7. The explanation of the RCT process may be improved (from line 308, page 12/14): Only "subjects" having accepted the invitation to enrol would be screened. In a sense, the first step is akin to "pre-screening" ad the eligibility criteria guide the Investigators to select the target population to approach to consent. The number assessed for eligibility (ie "screened") would always be larger than the number "enrolled/registered".

            Response: We agree with the Reviewer. It was revised as “The enrollment process of an RCT consists of three main steps; the first is to define a target population (i.e., a pre-screening in which the eligibility criteria guide the investigators to select the target population to approach to consent), the second is to screen the potential participants to determine their eligibility (the numbers of screened patients will always be larger than the numbers of enrolled patients), and the third is to invite eligible patients to enroll.”

 

8. what about inclusion criteria, line 317, page 12/14; not meeting inclusion criteria is a reason for exclusion as well.

            Response: We agree: “The importance of the terms and steps of the enrollment process should be thoroughly emphasized and the importance of using them appropriately. Examining the numbers of excluded patients against the unmet inclusion criteria and the met exclusion criteria is crucial to the transparency and evaluation of the reliability of the enrollment process.”

 

9. Would you be able to explain why there was a difference between the four selected journals in the rate of reporting number of subjects screened? Is the reporting standard different among the four selected journals? (paragraph from lines 322, page 12/14)
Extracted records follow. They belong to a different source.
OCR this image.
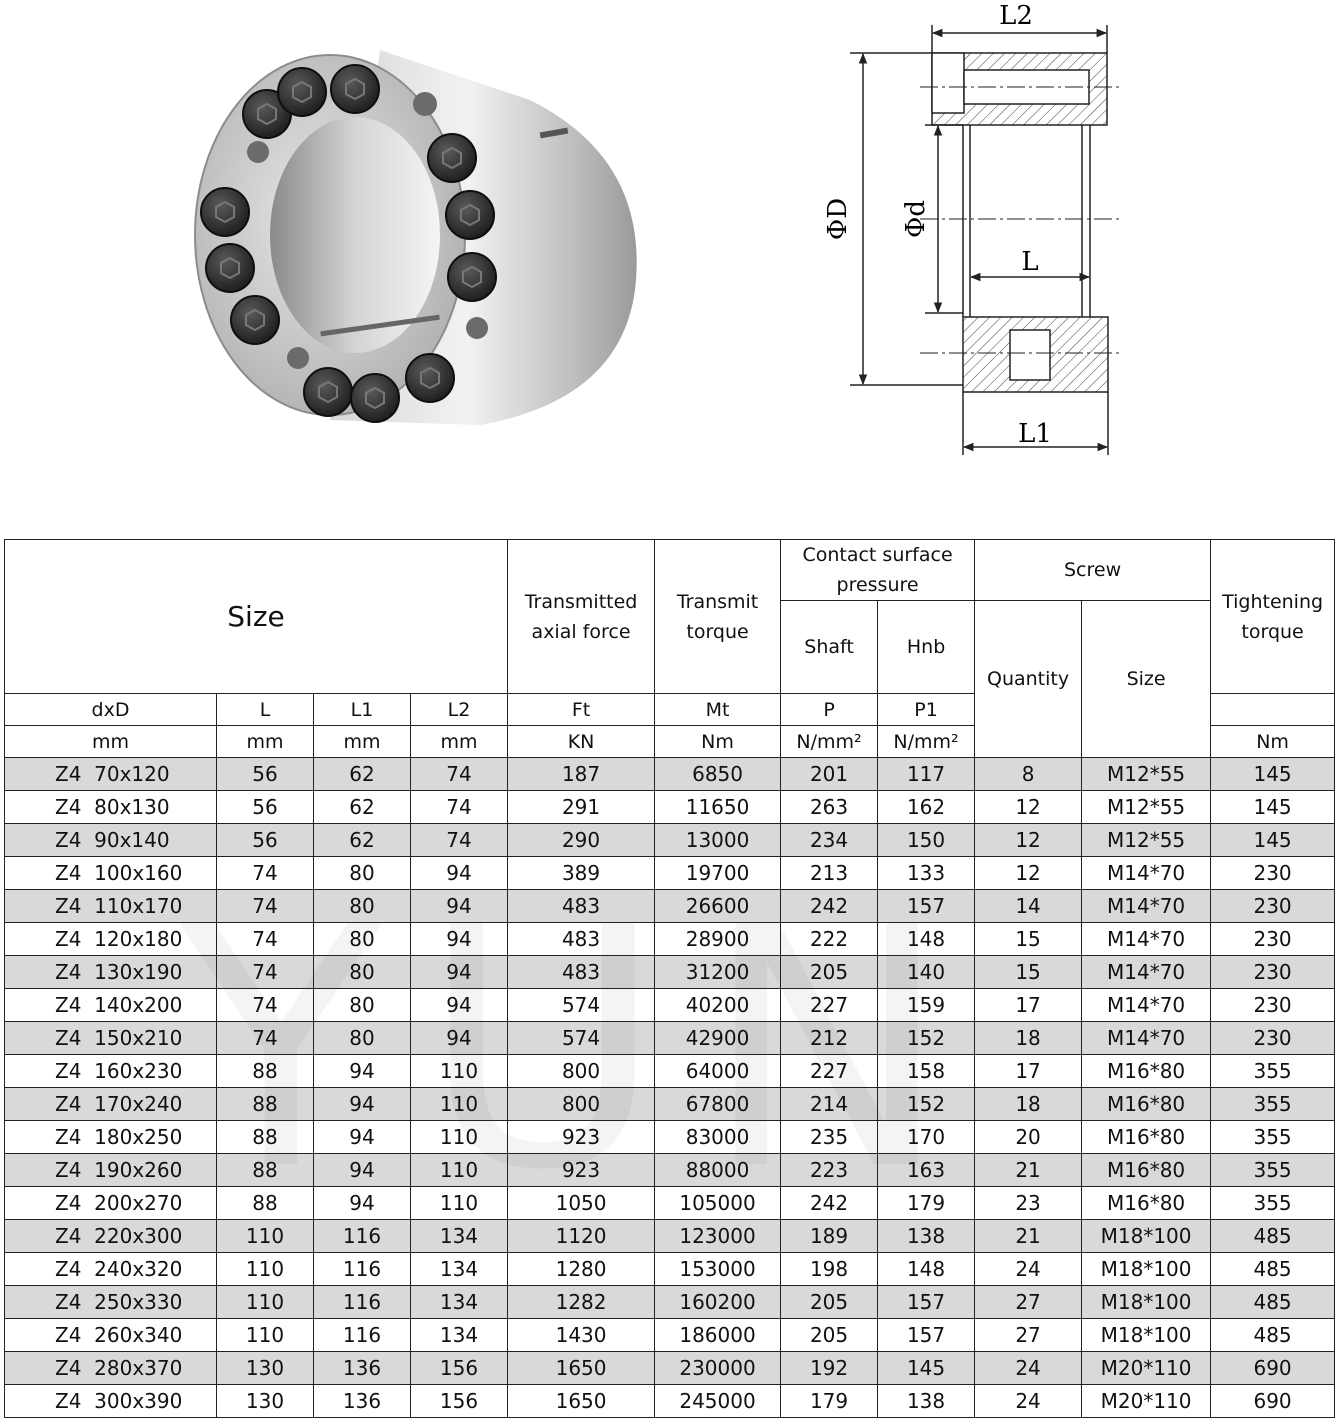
L2
L
L1
ΦD Φd
Size				Transmitted axial force	Transmit torque	Contact surface pressure		Screw		Tightening torque
						Shaft	Hnb	Quantity	Size	
dxD	L	L1	L2	Ft	Mt	P	P1			
mm	mm	mm	mm	KN	Nm	N/mm²	N/mm²			Nm
Z4  70x120	56	62	74	187	6850	201	117	8	M12*55	145
Z4  80x130	56	62	74	291	11650	263	162	12	M12*55	145
Z4  90x140	56	62	74	290	13000	234	150	12	M12*55	145
Z4  100x160	74	80	94	389	19700	213	133	12	M14*70	230
Z4  110x170	74	80	94	483	26600	242	157	14	M14*70	230
Z4  120x180	74	80	94	483	28900	222	148	15	M14*70	230
Z4  130x190	74	80	94	483	31200	205	140	15	M14*70	230
Z4  140x200	74	80	94	574	40200	227	159	17	M14*70	230
Z4  150x210	74	80	94	574	42900	212	152	18	M14*70	230
Z4  160x230	88	94	110	800	64000	227	158	17	M16*80	355
Z4  170x240	88	94	110	800	67800	214	152	18	M16*80	355
Z4  180x250	88	94	110	923	83000	235	170	20	M16*80	355
Z4  190x260	88	94	110	923	88000	223	163	21	M16*80	355
Z4  200x270	88	94	110	1050	105000	242	179	23	M16*80	355
Z4  220x300	110	116	134	1120	123000	189	138	21	M18*100	485
Z4  240x320	110	116	134	1280	153000	198	148	24	M18*100	485
Z4  250x330	110	116	134	1282	160200	205	157	27	M18*100	485
Z4  260x340	110	116	134	1430	186000	205	157	27	M18*100	485
Z4  280x370	130	136	156	1650	230000	192	145	24	M20*110	690
Z4  300x390	130	136	156	1650	245000	179	138	24	M20*110	690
            Response: We thank the Reviewer for the comment. There is one journal with a low percentage (30% for JNCI-see table 4) but this journal had only a small number of trials published. The reporting standards are not explicitly different among the four journals to our knowledge.

 

10. I would respectfully disagree on the conclusion drawn that "to collect and report data on all patients approached" (line 332, page 13/14) unless the term "approached" referred to those "consented (to proceed with screening and subsequently enrolled if found eligible)"

            Response: We agree, and we clarified the conclusion. It was revised as suggested. “In order to facilitate the evaluation of the generalizability of trial results, investigators should be encouraged to collect and report data on all patients who consented to proceed with screening and subsequently enrolled if found eligible in the trial; if not enrolled, the reasons why they were not recruited should be reported as well.”

Round 3

Reviewer 1 Report

I have no further comments. I believe the conclusions that can be drawn from the study would inspire further consideration and discussion for the readers.